──────────俺は叶華をずっと、ずっと大好きだった。

女の子がどんなことしたら喜ぶのかずっと探してた。叶華が俺に振り向くまでずっと、ずっと考えていたんだ。

俺は上に5個年上のお兄ちゃんがいた。お兄ちゃんはいつも女の子を毎日入れ替わりに連れて来た。そんなお兄ちゃんのことを俺は尊敬していた。お兄ちゃんが連れてくる女の子はみんな笑顔でいて、うれしそうに帰って行くから。

あの時の俺はなんでお兄ちゃんが連れてくる女の子はみんな笑顔だったのか、大きくなってようやく気づいた。それはお兄ちゃんはいつも色んな女の子にセックスをしていたんだ。

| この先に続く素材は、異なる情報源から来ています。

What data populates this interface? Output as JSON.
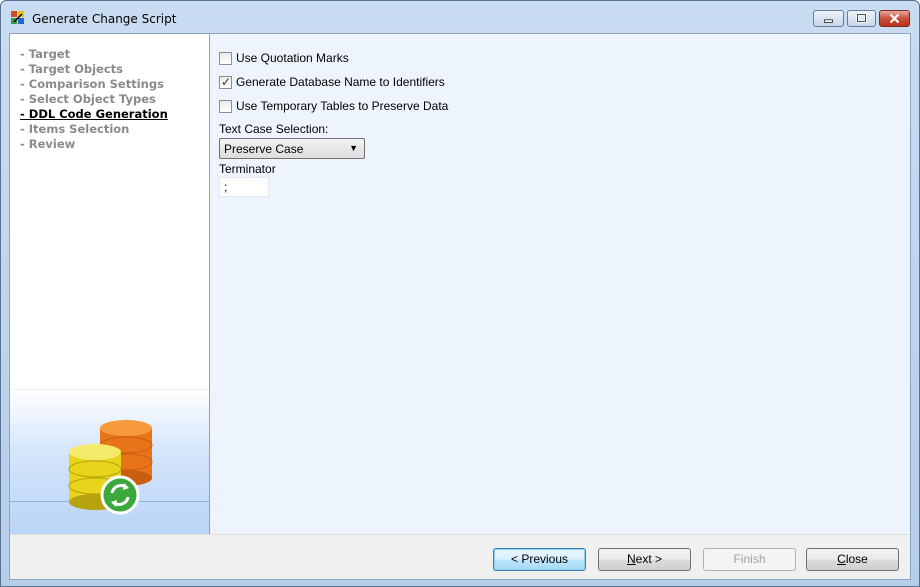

気づいた俺は、それ以来にお兄ちゃんをかっこいいと思えなくなった。逆に恥ずかしい気持ちが募った。そんなお兄ちゃんを叶華の奏お兄さんは知っていた。それで奏お兄さんは俺を要注意人物と目に付けたんだ。俺のお兄ちゃんが遊び人じゃなければ、俺だって女好きの遊び人じゃなくなっていたかもしれないのに……。お兄ちゃんのせいだ…。

そしたら、叶華と穏やかにできたかもしれないのに。俺はそんな心の傷を抱え、孤独を味わった。どんなに誠実にいても、俺のお兄ちゃんを知られていて、遊び人だと思われる。それに、お兄ちゃんは有名なタレント俳優への道を切り開き、一躍有名人になった。そして、お兄ちゃんは番組業界で言ったんだ。

「俺は学生時代めっちゃ女の子と遊んでたんですよ!だから、俺の弟も遊び人です!」

と公に言った。それ以来、兎田 凛斗の弟はどれだけイケメンなのかなどという調査が始まり、俺は裏雑誌に載るようになった。

だから、俺の顔は世間にバレバレなんだ。純粋で穢れのない叶華を俺と一緒になって傷ついてほしくないんだ。